Barry M. Willoughby, our Section Chair, commented on this issue last week in the Wilmington News Journal.

Off-Duty Conduct in the News

Category: Health & Wellness, Off-Duty Conduct, Privacy in the Workplace  |  Author: Molly DiBianca  |  Time: March 14th, 2008

When should off-duty behavior matter to employers?
On Monday, the Wilmington News Journal published an article about the effect an employee’s off-duty conduct can have on his or her employment. Our Section Chair, Barry M. Willoughby, was quoted in the article.

“Lifestyle discrimination” is a rapidly expanding area of the law with staunch advocates on both sides of the fence. “Off-duty conduct,” is anything an employee does during his non-working time that is not illegal but not usually “good” for you.

This topic first hit the news when employers began firing and/or refusing to hire smokers. This trend has continued to pick up supporters and is more common than ever. Another ideation of the same idea is to charge smokers a premium for health care. The “carrots and sticks” can vary a great deal and some of the better programs supplement these types of rules with “wellness benefits” where employees are eligible for all sorts of rewards for working towards a healthier lifestyle.

Some opponents of this trend claim that the consideration of non-workplace activity is a violation of employee’s privacy rights.
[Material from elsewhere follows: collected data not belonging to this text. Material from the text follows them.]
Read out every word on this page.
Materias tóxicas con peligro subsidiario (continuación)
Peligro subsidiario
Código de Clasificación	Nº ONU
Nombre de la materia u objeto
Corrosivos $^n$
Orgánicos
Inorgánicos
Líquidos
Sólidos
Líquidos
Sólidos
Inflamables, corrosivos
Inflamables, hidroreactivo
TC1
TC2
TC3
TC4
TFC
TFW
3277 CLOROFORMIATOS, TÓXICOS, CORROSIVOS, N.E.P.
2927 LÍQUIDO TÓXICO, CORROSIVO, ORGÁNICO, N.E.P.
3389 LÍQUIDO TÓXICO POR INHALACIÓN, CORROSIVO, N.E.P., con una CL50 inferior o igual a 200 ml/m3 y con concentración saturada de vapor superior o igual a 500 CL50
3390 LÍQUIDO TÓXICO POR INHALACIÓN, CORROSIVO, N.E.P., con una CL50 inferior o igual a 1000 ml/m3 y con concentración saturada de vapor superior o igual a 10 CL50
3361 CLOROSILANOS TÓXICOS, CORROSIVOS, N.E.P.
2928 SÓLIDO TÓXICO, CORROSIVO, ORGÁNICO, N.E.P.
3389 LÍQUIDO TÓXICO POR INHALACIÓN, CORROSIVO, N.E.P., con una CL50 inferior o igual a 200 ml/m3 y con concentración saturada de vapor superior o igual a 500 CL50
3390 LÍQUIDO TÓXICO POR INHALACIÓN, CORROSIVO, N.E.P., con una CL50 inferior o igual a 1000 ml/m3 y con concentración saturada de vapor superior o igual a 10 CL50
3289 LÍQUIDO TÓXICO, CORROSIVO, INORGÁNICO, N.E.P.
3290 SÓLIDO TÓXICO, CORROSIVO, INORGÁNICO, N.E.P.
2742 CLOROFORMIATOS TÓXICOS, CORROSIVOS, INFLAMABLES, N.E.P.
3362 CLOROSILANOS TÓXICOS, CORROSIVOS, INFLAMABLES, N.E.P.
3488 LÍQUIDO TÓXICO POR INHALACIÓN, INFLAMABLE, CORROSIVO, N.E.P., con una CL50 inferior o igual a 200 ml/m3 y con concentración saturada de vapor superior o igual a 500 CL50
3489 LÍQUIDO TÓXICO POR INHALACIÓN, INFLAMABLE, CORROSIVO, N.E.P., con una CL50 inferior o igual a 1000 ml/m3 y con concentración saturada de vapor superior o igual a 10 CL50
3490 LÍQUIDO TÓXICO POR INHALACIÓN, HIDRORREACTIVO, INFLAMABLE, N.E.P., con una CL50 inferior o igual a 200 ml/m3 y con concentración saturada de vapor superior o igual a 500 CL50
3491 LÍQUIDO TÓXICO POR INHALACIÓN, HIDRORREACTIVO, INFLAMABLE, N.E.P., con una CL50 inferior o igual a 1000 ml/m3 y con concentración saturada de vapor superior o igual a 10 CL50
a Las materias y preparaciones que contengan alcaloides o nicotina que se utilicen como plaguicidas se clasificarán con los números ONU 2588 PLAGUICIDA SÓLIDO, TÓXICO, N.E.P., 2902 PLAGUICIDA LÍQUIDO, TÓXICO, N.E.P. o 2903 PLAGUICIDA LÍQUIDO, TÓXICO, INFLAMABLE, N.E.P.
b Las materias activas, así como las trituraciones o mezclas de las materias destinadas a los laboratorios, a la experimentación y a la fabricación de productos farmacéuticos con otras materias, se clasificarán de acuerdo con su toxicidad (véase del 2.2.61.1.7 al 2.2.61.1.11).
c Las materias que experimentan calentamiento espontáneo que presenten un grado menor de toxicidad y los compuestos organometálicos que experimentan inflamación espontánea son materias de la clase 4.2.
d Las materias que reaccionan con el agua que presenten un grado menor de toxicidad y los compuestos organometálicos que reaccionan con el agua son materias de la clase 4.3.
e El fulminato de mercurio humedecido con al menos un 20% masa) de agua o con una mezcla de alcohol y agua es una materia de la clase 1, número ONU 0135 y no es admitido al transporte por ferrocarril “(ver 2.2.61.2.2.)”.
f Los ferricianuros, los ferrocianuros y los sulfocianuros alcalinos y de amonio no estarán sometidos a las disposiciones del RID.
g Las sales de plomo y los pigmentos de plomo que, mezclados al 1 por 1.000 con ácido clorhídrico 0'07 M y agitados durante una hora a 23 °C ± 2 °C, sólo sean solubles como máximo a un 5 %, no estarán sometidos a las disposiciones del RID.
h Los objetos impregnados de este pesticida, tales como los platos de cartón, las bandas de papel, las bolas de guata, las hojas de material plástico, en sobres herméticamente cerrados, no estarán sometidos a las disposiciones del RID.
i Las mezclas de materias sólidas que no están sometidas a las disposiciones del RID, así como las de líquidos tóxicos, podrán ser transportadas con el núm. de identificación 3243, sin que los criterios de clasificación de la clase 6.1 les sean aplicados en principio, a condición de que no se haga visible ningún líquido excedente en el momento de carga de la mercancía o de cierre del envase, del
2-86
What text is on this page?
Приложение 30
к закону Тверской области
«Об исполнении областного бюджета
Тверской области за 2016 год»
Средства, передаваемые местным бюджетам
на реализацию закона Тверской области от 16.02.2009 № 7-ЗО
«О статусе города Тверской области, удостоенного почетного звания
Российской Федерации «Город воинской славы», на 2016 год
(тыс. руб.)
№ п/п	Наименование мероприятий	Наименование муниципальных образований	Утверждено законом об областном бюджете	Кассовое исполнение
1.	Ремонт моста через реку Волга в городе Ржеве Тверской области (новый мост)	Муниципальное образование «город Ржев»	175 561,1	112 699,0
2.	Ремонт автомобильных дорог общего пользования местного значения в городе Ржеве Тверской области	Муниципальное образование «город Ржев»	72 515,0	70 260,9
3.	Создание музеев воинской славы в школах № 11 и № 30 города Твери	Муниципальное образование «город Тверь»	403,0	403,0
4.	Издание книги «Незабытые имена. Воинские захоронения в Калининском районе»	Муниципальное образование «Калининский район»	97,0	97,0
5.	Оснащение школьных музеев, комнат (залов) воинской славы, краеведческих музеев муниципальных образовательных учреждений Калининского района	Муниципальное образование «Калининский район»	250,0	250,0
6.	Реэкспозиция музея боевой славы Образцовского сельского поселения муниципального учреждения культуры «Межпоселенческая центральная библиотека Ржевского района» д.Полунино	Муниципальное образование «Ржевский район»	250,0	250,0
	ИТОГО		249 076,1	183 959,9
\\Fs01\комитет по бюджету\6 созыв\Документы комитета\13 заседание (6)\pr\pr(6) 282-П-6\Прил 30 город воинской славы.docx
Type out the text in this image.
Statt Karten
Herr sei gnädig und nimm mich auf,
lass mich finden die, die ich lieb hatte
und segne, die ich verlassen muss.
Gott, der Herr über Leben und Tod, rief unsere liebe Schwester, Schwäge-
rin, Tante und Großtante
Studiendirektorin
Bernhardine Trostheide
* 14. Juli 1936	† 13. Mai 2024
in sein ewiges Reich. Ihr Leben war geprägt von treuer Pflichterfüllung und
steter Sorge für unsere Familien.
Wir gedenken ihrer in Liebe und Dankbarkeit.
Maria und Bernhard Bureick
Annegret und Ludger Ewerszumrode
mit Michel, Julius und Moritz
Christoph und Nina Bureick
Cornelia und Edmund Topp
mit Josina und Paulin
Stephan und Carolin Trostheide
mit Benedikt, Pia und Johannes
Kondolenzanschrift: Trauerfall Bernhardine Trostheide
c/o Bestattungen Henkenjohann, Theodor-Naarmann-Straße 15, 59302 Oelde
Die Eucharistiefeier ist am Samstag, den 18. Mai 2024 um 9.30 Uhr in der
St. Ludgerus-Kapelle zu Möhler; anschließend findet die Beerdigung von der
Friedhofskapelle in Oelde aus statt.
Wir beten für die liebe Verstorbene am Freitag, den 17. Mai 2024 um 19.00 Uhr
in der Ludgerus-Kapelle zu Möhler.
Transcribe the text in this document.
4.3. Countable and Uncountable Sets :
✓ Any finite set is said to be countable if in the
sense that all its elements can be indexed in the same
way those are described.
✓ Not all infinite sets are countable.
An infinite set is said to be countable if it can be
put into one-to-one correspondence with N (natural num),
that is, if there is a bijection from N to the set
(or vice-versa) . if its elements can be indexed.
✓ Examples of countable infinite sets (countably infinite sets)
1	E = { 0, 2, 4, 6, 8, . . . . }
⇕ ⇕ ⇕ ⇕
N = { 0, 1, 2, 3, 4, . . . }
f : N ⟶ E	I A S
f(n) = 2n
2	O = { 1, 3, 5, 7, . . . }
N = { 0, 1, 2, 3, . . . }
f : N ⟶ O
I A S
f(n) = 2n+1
Others express concern that the it won’t be long before “wellness initiatives” expand to other areas of employees’ private lives. For example, many critics worry that weight will be the next area of employer-legislation.

The idea is certainly not unimaginable. If employers want to “encourage” employees to get healthier by quitting smoking, it seems reasonable that they would also want their workers to eliminate the many health risks associated with obesity. On the issue of weight-based regulations in the workplace, Barry had the following to say:

“Weight becomes another issue,” said Barry Willoughby, chair of employment section at Young Conaway Stargatt & Taylor in Wilmington. If a person’s weight is due to a provable medical condition, the Americans With Disabilities Act may offer protections, but failing that, workers are at the mercy of the company.

“I don’t know any employer would actually do that,” he said, though complete worker protection for lifestyle choices would be possible only by an act of the General Assembly.

And it is very unlikely that the Delaware General Assembly will pass any broad-sweeping lifestyle anti-discrimination ban any time soon. This is especially unlikely given the State’s disposition for pro-business legislation. Unlike California, where employees have a vast variety of rights, Delaware tends to take a more conservative approach to its regulation of the workplace.

Until such laws were passed, though, businesses can continue to consider tobacco use, weight, or even alcohol use, in making employment decisions.